Introduction and Product Specifications
For years, AMD has been a growing thorn in Intel's side. Early on, AMD had a much smaller market share than the elder silicon giant, but as the years progressed, AMD's foothold grew. By continually introducing new products that compete directly with Intel's product line, AMD has grown to be a formidable foe for the incumbent chip maker. Fast forward to today and you have a thriving company that not only competes on the same level as Intel, but manages to surpass them in many respects.

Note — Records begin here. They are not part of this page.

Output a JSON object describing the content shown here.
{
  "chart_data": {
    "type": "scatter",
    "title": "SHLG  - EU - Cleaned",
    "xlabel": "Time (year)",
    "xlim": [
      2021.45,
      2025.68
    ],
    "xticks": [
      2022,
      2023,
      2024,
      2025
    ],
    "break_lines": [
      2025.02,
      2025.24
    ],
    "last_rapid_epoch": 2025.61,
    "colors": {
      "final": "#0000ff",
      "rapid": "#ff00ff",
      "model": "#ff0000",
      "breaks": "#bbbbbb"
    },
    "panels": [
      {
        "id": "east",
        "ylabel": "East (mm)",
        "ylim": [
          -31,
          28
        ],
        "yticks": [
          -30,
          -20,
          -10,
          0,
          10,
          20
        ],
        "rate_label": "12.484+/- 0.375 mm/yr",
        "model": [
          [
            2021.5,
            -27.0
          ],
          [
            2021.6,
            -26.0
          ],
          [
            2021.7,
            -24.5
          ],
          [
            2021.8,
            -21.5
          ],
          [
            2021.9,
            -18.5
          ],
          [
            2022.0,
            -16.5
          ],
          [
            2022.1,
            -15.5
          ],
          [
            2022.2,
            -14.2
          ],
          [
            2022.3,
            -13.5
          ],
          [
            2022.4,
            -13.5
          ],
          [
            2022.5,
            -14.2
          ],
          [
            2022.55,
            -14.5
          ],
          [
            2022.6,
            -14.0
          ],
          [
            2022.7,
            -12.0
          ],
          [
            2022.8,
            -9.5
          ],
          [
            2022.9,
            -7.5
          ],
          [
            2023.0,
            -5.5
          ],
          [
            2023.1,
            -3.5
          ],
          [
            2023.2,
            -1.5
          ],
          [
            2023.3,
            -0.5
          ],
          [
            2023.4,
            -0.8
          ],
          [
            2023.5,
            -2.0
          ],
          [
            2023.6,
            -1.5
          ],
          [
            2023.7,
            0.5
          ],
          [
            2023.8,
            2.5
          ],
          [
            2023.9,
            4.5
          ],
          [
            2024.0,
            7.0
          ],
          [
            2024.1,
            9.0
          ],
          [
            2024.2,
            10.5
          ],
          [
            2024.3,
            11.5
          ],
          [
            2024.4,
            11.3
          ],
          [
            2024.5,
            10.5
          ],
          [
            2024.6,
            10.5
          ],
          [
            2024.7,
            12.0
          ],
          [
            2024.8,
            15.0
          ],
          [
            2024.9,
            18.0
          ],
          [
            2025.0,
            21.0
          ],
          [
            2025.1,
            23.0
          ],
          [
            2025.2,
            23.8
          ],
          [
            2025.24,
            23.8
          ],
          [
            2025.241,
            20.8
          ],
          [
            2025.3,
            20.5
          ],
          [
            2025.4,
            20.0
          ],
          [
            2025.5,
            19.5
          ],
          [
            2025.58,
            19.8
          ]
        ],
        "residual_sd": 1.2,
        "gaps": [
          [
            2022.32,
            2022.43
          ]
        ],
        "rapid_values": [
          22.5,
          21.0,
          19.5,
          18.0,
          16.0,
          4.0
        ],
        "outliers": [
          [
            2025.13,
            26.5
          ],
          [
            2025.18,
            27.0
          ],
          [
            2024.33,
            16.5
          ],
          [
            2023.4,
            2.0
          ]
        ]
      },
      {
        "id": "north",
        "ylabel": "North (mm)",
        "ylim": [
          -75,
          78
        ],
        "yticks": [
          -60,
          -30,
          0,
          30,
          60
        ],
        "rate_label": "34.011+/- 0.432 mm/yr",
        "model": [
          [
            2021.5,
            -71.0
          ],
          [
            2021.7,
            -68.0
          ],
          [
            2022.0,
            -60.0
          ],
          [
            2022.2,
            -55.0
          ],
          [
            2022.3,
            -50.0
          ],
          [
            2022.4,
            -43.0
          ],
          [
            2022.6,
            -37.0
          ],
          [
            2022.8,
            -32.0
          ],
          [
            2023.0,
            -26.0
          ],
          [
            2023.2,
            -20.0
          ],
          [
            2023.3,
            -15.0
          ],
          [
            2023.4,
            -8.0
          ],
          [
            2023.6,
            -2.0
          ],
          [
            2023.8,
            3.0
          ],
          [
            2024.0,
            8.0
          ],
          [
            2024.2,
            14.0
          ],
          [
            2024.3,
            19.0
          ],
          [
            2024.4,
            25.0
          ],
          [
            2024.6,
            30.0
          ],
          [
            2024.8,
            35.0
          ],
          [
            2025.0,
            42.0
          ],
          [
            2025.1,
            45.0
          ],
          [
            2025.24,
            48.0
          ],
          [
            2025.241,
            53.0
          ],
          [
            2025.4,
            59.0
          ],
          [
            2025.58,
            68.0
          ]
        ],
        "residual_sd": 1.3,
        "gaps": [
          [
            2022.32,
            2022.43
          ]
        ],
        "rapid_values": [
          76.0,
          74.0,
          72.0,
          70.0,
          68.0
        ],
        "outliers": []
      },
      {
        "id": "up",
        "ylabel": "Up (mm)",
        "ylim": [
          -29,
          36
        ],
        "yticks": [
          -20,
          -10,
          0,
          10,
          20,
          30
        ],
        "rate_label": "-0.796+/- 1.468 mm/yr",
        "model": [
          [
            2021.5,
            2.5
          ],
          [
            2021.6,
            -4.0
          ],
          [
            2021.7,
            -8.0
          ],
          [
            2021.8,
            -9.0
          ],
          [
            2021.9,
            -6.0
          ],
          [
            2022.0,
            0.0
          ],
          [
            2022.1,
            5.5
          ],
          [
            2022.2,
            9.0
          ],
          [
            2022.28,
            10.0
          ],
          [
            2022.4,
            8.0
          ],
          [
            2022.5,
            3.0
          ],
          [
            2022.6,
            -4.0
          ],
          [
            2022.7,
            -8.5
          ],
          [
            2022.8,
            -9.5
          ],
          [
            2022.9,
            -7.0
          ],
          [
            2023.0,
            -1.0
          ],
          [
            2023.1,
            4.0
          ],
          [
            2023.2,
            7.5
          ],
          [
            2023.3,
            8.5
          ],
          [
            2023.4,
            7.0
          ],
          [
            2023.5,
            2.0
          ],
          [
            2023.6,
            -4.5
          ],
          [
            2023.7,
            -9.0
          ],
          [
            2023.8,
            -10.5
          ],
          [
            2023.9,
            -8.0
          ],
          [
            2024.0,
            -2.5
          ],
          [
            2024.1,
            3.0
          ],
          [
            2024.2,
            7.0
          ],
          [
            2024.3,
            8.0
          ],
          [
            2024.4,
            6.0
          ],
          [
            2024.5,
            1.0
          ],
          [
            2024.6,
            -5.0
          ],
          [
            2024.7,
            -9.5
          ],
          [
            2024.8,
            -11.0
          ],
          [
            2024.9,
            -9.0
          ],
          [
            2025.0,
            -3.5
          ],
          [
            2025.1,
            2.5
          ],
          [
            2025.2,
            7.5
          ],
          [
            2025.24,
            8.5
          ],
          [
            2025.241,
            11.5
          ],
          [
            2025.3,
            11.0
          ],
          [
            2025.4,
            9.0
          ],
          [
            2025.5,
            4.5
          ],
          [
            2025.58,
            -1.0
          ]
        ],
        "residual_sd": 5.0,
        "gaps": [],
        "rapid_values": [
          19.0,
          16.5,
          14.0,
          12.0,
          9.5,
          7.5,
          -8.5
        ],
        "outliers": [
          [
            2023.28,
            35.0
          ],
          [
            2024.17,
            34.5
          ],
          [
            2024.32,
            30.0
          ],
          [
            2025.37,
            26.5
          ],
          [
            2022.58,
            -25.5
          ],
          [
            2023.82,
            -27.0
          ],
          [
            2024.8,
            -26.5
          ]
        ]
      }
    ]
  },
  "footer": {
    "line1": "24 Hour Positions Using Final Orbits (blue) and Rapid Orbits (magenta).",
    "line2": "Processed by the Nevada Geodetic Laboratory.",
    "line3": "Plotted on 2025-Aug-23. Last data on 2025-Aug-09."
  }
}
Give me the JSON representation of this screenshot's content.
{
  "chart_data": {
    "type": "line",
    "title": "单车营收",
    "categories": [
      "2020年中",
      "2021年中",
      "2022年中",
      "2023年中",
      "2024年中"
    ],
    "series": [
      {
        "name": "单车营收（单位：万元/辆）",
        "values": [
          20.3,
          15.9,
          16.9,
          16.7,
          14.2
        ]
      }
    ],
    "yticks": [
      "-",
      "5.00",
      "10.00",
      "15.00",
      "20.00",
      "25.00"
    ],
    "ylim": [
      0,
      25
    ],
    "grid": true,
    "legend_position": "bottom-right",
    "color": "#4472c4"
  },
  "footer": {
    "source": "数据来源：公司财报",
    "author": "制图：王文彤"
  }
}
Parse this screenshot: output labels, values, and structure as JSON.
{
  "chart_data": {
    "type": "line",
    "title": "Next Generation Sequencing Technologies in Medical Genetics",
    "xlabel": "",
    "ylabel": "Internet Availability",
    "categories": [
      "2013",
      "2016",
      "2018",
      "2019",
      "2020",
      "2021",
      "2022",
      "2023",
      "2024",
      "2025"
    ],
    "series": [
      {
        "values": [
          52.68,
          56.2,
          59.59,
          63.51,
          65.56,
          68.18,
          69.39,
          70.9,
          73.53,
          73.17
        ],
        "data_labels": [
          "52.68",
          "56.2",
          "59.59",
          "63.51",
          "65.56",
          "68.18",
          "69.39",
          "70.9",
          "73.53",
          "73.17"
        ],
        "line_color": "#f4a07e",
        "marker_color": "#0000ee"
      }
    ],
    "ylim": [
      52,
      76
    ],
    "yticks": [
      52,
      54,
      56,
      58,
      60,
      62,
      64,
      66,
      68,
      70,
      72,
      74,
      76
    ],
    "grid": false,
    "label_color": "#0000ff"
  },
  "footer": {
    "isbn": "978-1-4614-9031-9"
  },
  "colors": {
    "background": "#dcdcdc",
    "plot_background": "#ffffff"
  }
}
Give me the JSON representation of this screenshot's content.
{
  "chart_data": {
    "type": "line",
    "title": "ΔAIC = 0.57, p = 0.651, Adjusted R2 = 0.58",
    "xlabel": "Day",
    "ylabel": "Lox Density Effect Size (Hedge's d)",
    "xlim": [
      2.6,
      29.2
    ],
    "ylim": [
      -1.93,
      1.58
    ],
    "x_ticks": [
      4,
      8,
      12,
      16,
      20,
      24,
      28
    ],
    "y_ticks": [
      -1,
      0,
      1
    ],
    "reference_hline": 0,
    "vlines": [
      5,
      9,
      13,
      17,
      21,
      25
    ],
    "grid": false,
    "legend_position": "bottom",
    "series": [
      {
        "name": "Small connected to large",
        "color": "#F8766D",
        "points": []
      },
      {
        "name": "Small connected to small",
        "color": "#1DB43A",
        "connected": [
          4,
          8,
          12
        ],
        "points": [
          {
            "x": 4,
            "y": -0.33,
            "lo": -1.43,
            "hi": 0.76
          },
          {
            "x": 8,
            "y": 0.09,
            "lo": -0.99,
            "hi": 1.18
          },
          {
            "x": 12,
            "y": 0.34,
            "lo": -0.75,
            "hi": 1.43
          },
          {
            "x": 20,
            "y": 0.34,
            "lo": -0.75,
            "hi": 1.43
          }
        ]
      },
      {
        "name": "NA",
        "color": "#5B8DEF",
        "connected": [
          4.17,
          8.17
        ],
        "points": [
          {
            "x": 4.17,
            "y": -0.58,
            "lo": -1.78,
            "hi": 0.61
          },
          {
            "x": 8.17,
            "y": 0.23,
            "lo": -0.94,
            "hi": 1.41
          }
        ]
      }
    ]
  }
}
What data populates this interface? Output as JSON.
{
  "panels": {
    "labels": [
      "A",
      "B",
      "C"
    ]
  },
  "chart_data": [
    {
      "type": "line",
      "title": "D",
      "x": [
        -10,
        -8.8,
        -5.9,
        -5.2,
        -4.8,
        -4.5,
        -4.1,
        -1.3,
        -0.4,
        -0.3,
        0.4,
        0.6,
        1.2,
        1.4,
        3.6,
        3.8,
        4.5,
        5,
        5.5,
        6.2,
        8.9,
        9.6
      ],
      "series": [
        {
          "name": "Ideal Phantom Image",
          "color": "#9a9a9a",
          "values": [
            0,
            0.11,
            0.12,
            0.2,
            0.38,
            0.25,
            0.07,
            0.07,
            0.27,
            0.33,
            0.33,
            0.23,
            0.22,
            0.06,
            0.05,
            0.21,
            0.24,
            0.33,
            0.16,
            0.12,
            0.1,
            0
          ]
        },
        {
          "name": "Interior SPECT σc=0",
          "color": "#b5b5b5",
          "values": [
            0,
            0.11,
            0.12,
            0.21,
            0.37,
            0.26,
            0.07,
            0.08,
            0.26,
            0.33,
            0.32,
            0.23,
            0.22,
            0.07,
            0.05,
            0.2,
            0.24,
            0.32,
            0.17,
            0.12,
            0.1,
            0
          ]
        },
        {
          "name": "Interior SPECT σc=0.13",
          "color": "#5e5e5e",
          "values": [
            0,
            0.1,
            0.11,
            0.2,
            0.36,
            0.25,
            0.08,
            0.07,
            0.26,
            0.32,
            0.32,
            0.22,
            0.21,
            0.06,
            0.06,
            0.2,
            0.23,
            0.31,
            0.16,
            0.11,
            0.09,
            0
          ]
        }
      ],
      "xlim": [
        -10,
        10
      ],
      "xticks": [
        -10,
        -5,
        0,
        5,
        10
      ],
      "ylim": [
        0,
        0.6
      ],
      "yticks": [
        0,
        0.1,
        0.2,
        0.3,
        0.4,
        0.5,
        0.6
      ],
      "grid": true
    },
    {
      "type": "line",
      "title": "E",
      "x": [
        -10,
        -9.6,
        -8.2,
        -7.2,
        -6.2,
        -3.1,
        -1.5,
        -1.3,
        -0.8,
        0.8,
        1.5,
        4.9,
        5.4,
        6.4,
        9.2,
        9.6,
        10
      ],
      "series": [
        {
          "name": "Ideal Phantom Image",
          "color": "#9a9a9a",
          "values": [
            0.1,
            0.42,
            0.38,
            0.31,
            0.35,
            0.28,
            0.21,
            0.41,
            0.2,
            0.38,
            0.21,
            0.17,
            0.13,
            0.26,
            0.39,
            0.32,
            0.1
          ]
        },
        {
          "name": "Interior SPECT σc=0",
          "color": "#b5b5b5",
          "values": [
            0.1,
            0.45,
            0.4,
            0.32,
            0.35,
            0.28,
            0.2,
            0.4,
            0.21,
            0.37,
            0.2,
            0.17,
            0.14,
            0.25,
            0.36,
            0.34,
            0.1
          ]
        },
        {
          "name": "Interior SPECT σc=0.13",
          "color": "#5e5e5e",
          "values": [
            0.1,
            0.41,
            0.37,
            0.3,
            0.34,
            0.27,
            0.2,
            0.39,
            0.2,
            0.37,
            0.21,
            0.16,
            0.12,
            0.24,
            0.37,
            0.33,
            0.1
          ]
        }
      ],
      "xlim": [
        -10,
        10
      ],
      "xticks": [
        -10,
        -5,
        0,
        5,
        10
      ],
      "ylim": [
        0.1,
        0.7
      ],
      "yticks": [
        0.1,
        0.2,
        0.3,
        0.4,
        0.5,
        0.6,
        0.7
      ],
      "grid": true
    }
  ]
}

In July 2004, AMD added the budget CPU sector to their hit list, taking on Intel's Celeron line with the Socket A based Sempron 2800+ and Socket 754 based 3100+. Then in April 2005, AMD added to the Sempron line with the 3300+ socket 754 which was produced using a refined 90nm manufacturing process. Designed to take on the fastest Celeron processors available at the time, then clocked at 2.8GHz, the 2GHz Sempron 3300+ beat the Celeron hands down in the majority of tests. Now, less than four months later, AMD delivers their first budget 64-Bit processor in the form of the Sempron 3400+. With 256KB of L2 cache, 128KB of L1 cache and running at 2GHz, the Sempron 3400+ aims to stay on top of the budget CPU sector with its performance and features.
We should note that Intel technically beat AMD to the 64-Bit punch in the budget CPu segment, with the release of the 64-Bit Celeron D line on June 27th. However, as of the writing of this article, availability of the 64-Bit Celeron D's is limited, as several of the larger online retailers are not currently offering Intel's 64-Bit Celeron D. So, at this time no performance scores were included but we hope to update this in the not-to-distant future.
When we line up the Sempron product line side-by-side, the differences are easier to discern. The like the 3300+, the Sempron 3400+ is built on their 90nm manufacturing process. When AMD made the move the Sempron to their 90nm line, they not only introduced SSE3 instruction support to the Sempron line, but AMD also implemented changes to the memory controller as well. These enhancements improved both memory mapping and memory loading while adding support for mismatched DIMMs.
The major "physical" difference between the Sempron 3300+ and 3400+ is the 3400+'s 256KBof L2 cache compared to the Sempron 3300+'s 128KB L2 cache. Each processor shares the same 2GHz clock speed, 128KB L1 cache and memory bandwidth. The biggest "feature" difference is the added support for 64-Bit computing with the Sempron 3400+. The 64-Bit ready Semprons are identifiable by the last two characters in the OPN. If the processor OPN ends with "BO" or "BX", this designates the processor as a 90nm, 754 Pin x86-64 Sempron Processor. With Commercial PC's utilizing a 64-Bit Sempron processor, manufacturers will clearly mark the machines as having a Sempron with AMD64 Technology.